1 files changed, 8 insertions, 17 deletions
diff --git a/Documentation/mm/hmm.rst b/Documentation/mm/hmm.rst
index 9aa512c3a12c..7d61b7a8b65b 100644
--- a/Documentation/mm/hmm.rst
+++ b/Documentation/mm/hmm.rst
@@ -66,7 +66,7 @@ combinatorial explosion in the library entry points.
 Finally, with the advance of high level language constructs (in C++ but in
 other languages too) it is now possible for the compiler to leverage GPUs and
 other devices without programmer knowledge. Some compiler identified patterns
-are only do-able with a shared address space. It is also more reasonable to use
+are only doable with a shared address space.

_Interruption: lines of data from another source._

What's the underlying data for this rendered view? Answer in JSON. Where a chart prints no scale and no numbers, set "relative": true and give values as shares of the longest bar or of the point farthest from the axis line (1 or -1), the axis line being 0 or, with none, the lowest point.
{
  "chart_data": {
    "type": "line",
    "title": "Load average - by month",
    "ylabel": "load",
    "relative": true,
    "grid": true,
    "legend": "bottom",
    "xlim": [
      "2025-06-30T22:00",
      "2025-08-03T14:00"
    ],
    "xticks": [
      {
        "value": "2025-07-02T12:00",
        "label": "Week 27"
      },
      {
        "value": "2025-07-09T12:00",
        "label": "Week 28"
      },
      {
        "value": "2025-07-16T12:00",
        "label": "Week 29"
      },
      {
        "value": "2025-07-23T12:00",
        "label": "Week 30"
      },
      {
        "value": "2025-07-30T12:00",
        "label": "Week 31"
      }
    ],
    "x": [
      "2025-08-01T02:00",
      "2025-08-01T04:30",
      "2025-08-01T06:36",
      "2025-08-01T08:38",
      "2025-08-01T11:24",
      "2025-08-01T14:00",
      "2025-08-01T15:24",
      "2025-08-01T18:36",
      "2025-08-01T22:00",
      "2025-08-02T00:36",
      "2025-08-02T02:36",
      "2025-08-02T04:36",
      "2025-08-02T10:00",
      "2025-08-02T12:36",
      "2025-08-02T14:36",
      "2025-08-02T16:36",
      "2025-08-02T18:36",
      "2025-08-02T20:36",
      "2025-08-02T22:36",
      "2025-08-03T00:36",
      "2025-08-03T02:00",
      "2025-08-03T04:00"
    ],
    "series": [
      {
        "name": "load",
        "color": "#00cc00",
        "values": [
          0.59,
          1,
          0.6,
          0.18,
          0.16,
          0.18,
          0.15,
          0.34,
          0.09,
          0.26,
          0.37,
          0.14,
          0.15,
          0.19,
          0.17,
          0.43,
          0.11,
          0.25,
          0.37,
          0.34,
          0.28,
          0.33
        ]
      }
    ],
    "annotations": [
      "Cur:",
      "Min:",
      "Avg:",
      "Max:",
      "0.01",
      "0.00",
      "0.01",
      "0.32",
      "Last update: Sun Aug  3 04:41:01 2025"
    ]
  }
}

It is also more reasonable to use
 a shared address space for all other patterns.
 
 
@@ -163,16 +163,7 @@ use::
 
 It will trigger a page fault on missing or read-only entries if write access is
 requested (see below). Page faults use the generic mm page fault code path just
-like a CPU page fault.
-
-Both functions copy CPU page table entries into their pfns array argument. Each
-entry in that array corresponds to an address in the virtual range. HMM
-provides a set of flags to help the driver identify special CPU page table
-entries.
-
-Locking within the sync_cpu_device_pagetables() callback is the most important
-aspect the driver must respect in order to keep things properly synchronized.
-The usage pattern is::
+like a CPU page fault. The usage pattern is::
 
  int driver_populate_range(...)
  {
@@ -276,7 +267,7 @@ functions are designed to make drivers easier to write and to centralize common
 code across drivers.
 
 Before migrating pages to device private memory, special device private
-``struct page`` need to be created. These will be used as special "swap"
+``struct page`` needs to be created. These will be used as special "swap"

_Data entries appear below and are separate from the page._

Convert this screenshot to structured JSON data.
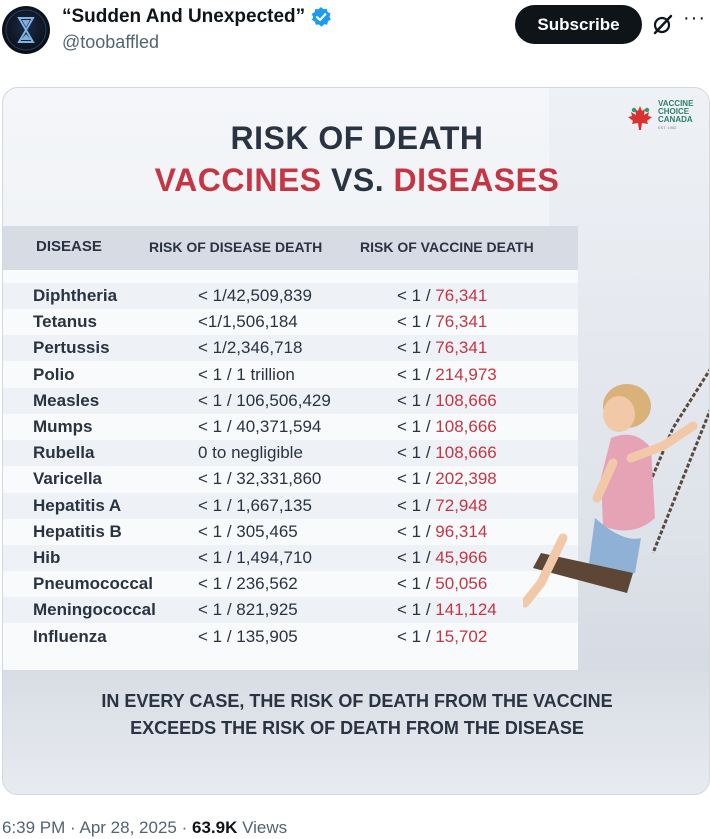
{
  "author": {
    "display_name": "“Sudden And Unexpected”",
    "handle": "@toobaffled",
    "verified_icon": "verified-badge-icon",
    "avatar_icon": "hourglass-avatar"
  },
  "actions": {
    "subscribe_label": "Subscribe",
    "grok_icon": "grok-icon",
    "more_label": "···"
  },
  "infographic": {
    "logo_text": "VACCINE CHOICE CANADA",
    "logo_sub": "EST. 1982",
    "title_line1": "RISK OF DEATH",
    "title_line2_a": "VACCINES",
    "title_line2_b": "VS.",
    "title_line2_c": "DISEASES",
    "headers": {
      "disease": "DISEASE",
      "disease_risk": "RISK OF DISEASE DEATH",
      "vaccine_risk": "RISK OF VACCINE DEATH"
    },
    "rows": [
      {
        "disease": "Diphtheria",
        "disease_risk": "< 1/42,509,839",
        "vaccine_prefix": "< 1 / ",
        "vaccine_value": "76,341"
      },
      {
        "disease": "Tetanus",
        "disease_risk": "<1/1,506,184",
        "vaccine_prefix": "< 1 / ",
        "vaccine_value": "76,341"
      },
      {
        "disease": "Pertussis",
        "disease_risk": "< 1/2,346,718",
        "vaccine_prefix": "< 1 / ",
        "vaccine_value": "76,341"
      },
      {
        "disease": "Polio",
        "disease_risk": "< 1 / 1 trillion",
        "vaccine_prefix": "< 1 / ",
        "vaccine_value": "214,973"
      },
      {
        "disease": "Measles",
        "disease_risk": "< 1 / 106,506,429",
        "vaccine_prefix": "< 1 / ",
        "vaccine_value": "108,666"
      },
      {
        "disease": "Mumps",
        "disease_risk": "< 1 / 40,371,594",
        "vaccine_prefix": "< 1 / ",
        "vaccine_value": "108,666"
      },
      {
        "disease": "Rubella",
        "disease_risk": "0 to negligible",
        "vaccine_prefix": "< 1 / ",
        "vaccine_value": "108,666"
      },
      {
        "disease": "Varicella",
        "disease_risk": "< 1 / 32,331,860",
        "vaccine_prefix": "< 1 / ",
        "vaccine_value": "202,398"
      },
      {
        "disease": "Hepatitis A",
        "disease_risk": "< 1 / 1,667,135",
        "vaccine_prefix": "< 1 / ",
        "vaccine_value": "72,948"
      },
      {
        "disease": "Hepatitis B",
        "disease_risk": "< 1 / 305,465",
        "vaccine_prefix": "< 1 / ",
        "vaccine_value": "96,314"
      },
      {
        "disease": "Hib",
        "disease_risk": "< 1 / 1,494,710",
        "vaccine_prefix": "< 1 / ",
        "vaccine_value": "45,966"
      },
      {
        "disease": "Pneumococcal",
        "disease_risk": "< 1 / 236,562",
        "vaccine_prefix": "< 1 / ",
        "vaccine_value": "50,056"
      },
      {
        "disease": "Meningococcal",
        "disease_risk": "< 1 / 821,925",
        "vaccine_prefix": "< 1 / ",
        "vaccine_value": "141,124"
      },
      {
        "disease": "Influenza",
        "disease_risk": "< 1 / 135,905",
        "vaccine_prefix": "< 1 / ",
        "vaccine_value": "15,702"
      }
    ],
    "footer_line1": "IN EVERY CASE, THE RISK OF DEATH FROM THE VACCINE",
    "footer_line2": "EXCEEDS THE RISK OF DEATH FROM THE DISEASE",
    "accent_color": "#c43644"
  },
  "meta": {
    "time": "6:39 PM",
    "date": "Apr 28, 2025",
    "views_count": "63.9K",
    "views_label": "Views"
  }
}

 page table entries so that a CPU process will fault if it tries to access
 a page that has been migrated to device private memory.
 
@@ -331,7 +322,7 @@ between device driver specific code and shared common code:
    The ``invalidate_range_start()`` callback is passed a
    ``struct mmu_notifier_range`` with the ``event`` field set to
    ``MMU_NOTIFY_MIGRATE`` and the ``owner`` field set to
-   the ``args->pgmap_owner`` field passed to migrate_vma_setup(). This is
+   the ``args->pgmap_owner`` field passed to migrate_vma_setup(). This
    allows the device driver to skip the invalidation callback and only
    invalidate device private MMU mappings that are actually migrating.

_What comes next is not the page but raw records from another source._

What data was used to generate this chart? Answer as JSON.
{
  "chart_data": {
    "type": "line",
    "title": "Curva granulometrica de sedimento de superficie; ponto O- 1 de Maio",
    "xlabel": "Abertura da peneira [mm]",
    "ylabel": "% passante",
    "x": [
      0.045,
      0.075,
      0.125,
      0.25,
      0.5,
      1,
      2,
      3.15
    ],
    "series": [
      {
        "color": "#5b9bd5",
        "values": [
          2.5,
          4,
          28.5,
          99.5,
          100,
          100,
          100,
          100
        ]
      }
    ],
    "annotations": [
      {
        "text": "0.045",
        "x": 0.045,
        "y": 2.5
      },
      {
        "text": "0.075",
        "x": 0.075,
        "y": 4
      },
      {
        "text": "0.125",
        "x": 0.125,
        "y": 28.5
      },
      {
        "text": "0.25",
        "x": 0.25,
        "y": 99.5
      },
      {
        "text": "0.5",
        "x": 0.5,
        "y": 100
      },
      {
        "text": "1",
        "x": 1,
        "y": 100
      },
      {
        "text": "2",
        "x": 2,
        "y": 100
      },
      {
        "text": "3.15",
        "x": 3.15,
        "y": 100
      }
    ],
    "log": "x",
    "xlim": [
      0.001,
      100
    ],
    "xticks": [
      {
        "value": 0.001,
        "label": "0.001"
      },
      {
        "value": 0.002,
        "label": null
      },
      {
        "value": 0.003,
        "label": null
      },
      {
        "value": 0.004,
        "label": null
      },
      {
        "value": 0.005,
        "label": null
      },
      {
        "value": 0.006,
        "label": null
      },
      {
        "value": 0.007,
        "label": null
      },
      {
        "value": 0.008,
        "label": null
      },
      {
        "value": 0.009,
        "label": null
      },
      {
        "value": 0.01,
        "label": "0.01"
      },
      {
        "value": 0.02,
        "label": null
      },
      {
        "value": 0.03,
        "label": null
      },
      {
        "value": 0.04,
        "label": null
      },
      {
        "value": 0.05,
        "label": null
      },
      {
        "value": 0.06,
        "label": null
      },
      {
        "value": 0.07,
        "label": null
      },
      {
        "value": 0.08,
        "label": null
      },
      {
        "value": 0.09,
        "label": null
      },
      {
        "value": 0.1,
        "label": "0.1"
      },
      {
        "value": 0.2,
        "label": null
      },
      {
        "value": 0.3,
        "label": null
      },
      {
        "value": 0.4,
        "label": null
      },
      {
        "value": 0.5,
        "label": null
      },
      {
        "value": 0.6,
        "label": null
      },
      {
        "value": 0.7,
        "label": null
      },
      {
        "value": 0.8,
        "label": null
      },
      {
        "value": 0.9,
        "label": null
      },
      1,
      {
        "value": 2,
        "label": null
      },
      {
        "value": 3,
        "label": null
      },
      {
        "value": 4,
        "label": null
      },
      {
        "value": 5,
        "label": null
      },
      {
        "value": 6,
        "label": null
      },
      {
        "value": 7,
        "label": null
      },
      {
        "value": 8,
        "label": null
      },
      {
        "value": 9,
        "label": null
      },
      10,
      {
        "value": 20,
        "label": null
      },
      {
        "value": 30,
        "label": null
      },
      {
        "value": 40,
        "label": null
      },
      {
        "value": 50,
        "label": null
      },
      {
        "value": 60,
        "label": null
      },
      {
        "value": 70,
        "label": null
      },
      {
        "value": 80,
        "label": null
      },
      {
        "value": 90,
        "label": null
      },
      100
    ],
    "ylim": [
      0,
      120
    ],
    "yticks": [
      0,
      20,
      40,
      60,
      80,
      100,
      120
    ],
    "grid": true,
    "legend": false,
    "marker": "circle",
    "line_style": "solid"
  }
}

    This is explained more in the next section.
@@ -409,15 +400,15 @@ Exclusive access memory
 Some devices have features such as atomic PTE bits that can be used to implement
 atomic access to system memory. To support atomic operations to a shared virtual
 memory page such a device needs access to that page which is exclusive of any
-userspace access from the CPU. The ``make_device_exclusive_range()`` function
+userspace access from the CPU. The ``make_device_exclusive()`` function
 can be used to make a memory range inaccessible from userspace.
 
 This replaces all mappings for pages in the given range with special swap
 entries. Any attempt to access the swap entry results in a fault which is
-resovled by replacing the entry with the original mapping. A driver gets
+resolved by replacing the entry with the original mapping. A driver gets
 notified that the mapping has been changed by MMU notifiers, after which point
 it will no longer have exclusive access to the page. Exclusive access is
-guranteed to last until the driver drops the page lock and page reference, at
+guaranteed to last until the driver drops the page lock and page reference, at
 which point any CPU faults on the page may proceed as described.
 
 Memory cgroup (memcg) and rss accounting
@@ -440,7 +431,7 @@ Same decision was made for memory cgroup. Device memory pages are accounted
 against same memory cgroup a regular page would be accounted to. This does
 simplify migration to and from device memory. This also means that migration
 back from device memory to regular memory cannot fail because it would
-go above memory cgroup limit. We might revisit this choice latter on once we
+go above memory cgroup limit. We might revisit this choice later on once we
 get more experience in how device memory is used and its impact on memory
 resource control.